陆云劝了沈晏承许久,都没能劝动他开门,陆云也就靠在门板上陪着他,和他像是唠家常一般说着话。

“你可能只知道些他的特殊性癖,对于他本人无从了解。他活泼、娇纵,好像有用不完的精力,有不少小脾气,会因为发火时牵连到无辜的人去道歉弥补。

这样鲜活的一个人,光是看着他就能感受到生命的活力。他曾和我说,成年后要干一件大事,他也怀揣着许多长大后的憧憬,最终却只停留在了十七岁。

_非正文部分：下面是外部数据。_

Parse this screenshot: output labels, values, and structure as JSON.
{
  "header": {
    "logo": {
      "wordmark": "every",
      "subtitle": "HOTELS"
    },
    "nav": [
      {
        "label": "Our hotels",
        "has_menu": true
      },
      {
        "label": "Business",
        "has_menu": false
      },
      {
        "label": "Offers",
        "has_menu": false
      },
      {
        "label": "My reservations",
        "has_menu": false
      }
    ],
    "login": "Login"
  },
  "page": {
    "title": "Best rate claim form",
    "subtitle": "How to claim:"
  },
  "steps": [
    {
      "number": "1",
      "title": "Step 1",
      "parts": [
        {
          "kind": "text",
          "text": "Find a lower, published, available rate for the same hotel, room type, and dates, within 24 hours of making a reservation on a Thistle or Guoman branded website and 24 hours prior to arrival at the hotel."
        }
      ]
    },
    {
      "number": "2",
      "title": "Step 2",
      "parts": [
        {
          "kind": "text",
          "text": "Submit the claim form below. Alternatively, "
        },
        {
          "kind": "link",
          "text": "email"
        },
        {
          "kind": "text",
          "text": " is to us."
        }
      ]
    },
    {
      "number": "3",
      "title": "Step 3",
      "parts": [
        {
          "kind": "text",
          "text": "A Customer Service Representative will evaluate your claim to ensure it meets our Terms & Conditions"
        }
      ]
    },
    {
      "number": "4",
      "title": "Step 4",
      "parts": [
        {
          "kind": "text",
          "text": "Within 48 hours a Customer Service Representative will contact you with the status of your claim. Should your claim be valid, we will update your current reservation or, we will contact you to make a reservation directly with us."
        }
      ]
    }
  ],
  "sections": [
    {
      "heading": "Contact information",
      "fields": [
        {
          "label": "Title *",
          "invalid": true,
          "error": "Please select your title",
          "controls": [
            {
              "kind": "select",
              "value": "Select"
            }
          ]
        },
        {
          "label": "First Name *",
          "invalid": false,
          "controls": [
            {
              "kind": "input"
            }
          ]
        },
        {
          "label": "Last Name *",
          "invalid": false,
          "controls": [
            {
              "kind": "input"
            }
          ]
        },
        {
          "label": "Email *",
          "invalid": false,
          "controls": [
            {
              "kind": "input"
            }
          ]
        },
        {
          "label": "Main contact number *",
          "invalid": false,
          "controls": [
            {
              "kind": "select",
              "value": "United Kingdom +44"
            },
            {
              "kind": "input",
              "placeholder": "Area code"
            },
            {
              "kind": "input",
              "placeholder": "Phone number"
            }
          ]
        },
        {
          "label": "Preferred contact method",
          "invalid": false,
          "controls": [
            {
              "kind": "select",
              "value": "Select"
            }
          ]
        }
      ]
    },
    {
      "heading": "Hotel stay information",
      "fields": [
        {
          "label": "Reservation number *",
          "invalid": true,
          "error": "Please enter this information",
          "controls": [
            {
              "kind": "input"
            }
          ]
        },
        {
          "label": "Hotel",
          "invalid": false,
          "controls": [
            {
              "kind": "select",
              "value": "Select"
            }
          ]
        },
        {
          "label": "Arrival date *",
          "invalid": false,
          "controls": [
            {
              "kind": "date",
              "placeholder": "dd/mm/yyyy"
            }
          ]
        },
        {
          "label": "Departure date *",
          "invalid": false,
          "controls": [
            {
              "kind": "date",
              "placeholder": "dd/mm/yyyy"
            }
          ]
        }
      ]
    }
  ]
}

当然,这些都不是很重要,我想说的是,我实在是想不明白,这样胆小一个人,是怎么敢跑回火场的?明明是个肩不能抗手不能提的小废物,怎么替我抗住那根着火的横梁的?明明那么怕痛一个人,一声疼都没喊,反倒一直告诉我,会出去的。

我爱过很多人,唯独不敢爱你,我怕我分不清……”

‘咔嚓’。

门开了。

陆云回头,沈晏承眼眶依旧通红,情绪却比刚才好了太多。

沈晏承神色复杂地看着陆云,最终咬牙切齿地开口,

“老子是沈晏承,也只能是沈晏承,你他妈一次都没叫错过,凭什么说自己分不清!”

沈晏承气得弯腰抓起陆云衣领,恶狠狠的表情配上这副委屈神态着实不搭,

“你敢标记alpha,这辈子都别想着跑。现在老子想做爱,走!”

不爱就不爱,谁稀罕。

沈晏承把陆云一路抗到了衣帽间,曾经衣帽间里的衣服都被沈晏承放起来了,如今这里只剩下了沈晏承自己的衣物,而比较特殊的是,这个房间里有一张足足占了一整面墙的镜子。

沈晏承把陆云压倒在镜子前的单人沙发上,堪称粗鲁地撕扯着陆云的衣服,陆云眉眼一松,并不作反抗,任由他动作。

沈晏承一只大手伸进去,在这具满是自己留下的痕迹的躯体上肆意游走,他揉捏着陆云肿胀的乳头,给他带来酥麻的刺痛感。

“为什么不挣扎?你在被不喜欢的人用来泄欲呢,不会感到被冒犯吗?”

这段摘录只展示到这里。